Last month, Mayor Bloomberg signed into law, along with 10 other recycling-related bills, a bill designed to get that information. The law, Int. 141, requires that the Department of Sanitation (DSNY) complete a comprehensive study of commercial waste by 2012. "The study will gather as much data as possible about the various factors that make up the commercial sector in New York City," said Matthew Lipani of the DSNY. In addition to calculating the rate of recycling among various types of business, the study will analyze the operations of the private companies that cart the waste of the city's businesses, and the composition of their waste and recyclables. "The intent of the study," said Lipani, "is to take the equivalent of a census of the commercial sector."

Since 1992, The Commercial Recycling Law has required New York City businesses to recycle, and their combined trash and recyclables make up about 75 percent of all waste generated in the city. But because commercial waste is hauled by private carters, rather than by the DSNY, the city has had little information about how much businesses are actually recycling.

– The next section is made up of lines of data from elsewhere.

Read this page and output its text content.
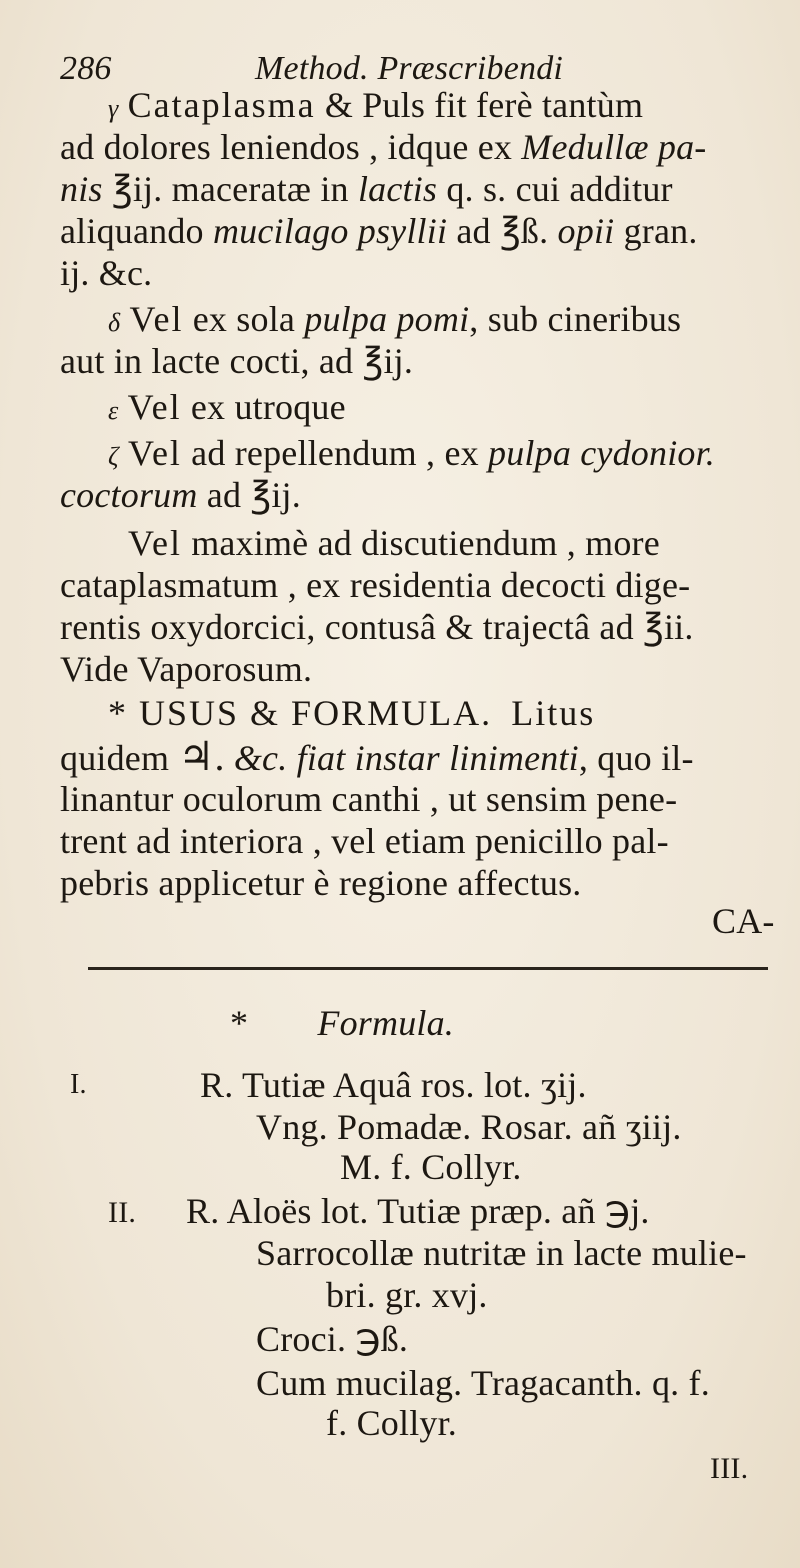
286	Method. Præscribendi
γ Cataplasma & Puls fit ferè tantùm
ad dolores leniendos , idque ex Medullæ pa-
nis ℥ij. maceratæ in lactis q. s. cui additur
aliquando mucilago psyllii ad ℥ß. opii gran.
ij. &c.
δ Vel ex sola pulpa pomi, sub cineribus
aut in lacte cocti, ad ℥ij.
ε Vel ex utroque
ζ Vel ad repellendum , ex pulpa cydonior.
coctorum ad ℥ij.
Vel maximè ad discutiendum , more
cataplasmatum , ex residentia decocti dige-
rentis oxydorcici, contusâ & trajectâ ad ℥ii.
Vide Vaporosum.
* USUS & FORMULA. Litus
quidem ♃. &c. fiat instar linimenti, quo il-
linantur oculorum canthi , ut sensim pene-
trent ad interiora , vel etiam penicillo pal-
pebris applicetur è regione affectus.
CA-
* Formula.
I.	R. Tutiæ Aquâ ros. lot. ʒij.
Vng. Pomadæ. Rosar. añ ʒiij.
M. f. Collyr.
II. R. Aloës lot. Tutiæ præp. añ ℈j.
Sarrocollæ nutritæ in lacte mulie-
bri. gr. xvj.
Croci. ℈ß.
Cum mucilag. Tragacanth. q. f.
f. Collyr.
III.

Approximately 1,500 private carters are licensed to haul commercial waste in the city. A spokesperson for the agency that monitors them, the Business Integrity Commission, said the agency collects from each private carter reports about the types of materials they pick up and deposit, how much it all weighs, and who their customers are. But the spokesperson, Hope Kennedy, said the agency doesn't know how much waste is being diverted to recycling in the commercial sector.

Proponents of Int. 141, such as the NRDC, say the commercial waste study will lead to additional legislation to invigorate recycling among New York City businesses.

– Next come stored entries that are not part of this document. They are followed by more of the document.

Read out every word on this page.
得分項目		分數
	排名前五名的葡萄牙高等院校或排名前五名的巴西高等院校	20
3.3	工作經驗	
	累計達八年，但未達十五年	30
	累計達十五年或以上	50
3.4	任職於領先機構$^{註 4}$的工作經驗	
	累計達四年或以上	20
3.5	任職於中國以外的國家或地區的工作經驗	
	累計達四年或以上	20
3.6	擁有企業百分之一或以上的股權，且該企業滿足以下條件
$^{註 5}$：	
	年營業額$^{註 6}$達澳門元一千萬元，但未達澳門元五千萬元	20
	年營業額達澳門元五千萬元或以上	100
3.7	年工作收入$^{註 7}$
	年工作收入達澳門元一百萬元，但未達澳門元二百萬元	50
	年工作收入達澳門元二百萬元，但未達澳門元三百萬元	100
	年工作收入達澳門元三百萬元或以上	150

New York City businesses arrange their own waste management and recycling by choosing for themselves one of the city's licensed private carters. Frank, a manager at Bravo Pizza on Park Avenue and 21st Street, declined to give his last name, but said the biggest obstacle to recycling, at his business and others, is customers not separating trash and recycling correctly.

Reilly Owens, a manager at an organic vegan restaurant in the East Village, said that his restaurant has been working with the same private hauler for years, and that they face no particular obstacles to recycling. They throw away about nine bags of garbage per night, compost about two bags per night, recycle about one bag of bottles and cans per night, recycle about 20 cardboard boxes per night, and recycle about one bag of paper per week.

Pablo Espinal, a manager at an Associated Supermarket in Brooklyn, said his store recycles customer shopping bags and has machines for customers to recycle cans and plastic and glass bottles, but that the store itself does not recycle because the private hauler they use, Five Star Carting, separates trash from recycling.

Lipani said that New York City might consider taking on a larger role in commercial waste management, depending on the findings of the forthcoming study. Responsibility for commercial waste collection was transferred from the DSNY to private carters in the 1950s.
Seattle, one of the nation's leaders in recycling, doesn't have a multitude of private companies carting commercial waste. The city manages two private contractors that haul both commercial and residential waste. San Francisco, another city known for a successful recycling program, also has a simple waste management system. It contracts with just one company that hauls commercial and residential waste. San Francisco businesses that send more waste to the landfill pay more for waste management services, encouraging them to recycle more.

Other components of New York City's new recycling legislation package, besides the bill that addresses commercial waste, include an expansion of the kinds of plastic that can be recycled, an increase in the number of public recycling receptacles in the city from 300 to 1000, the development of a comprehensive clothing recycling system, and an increased emphasis on recycling in schools.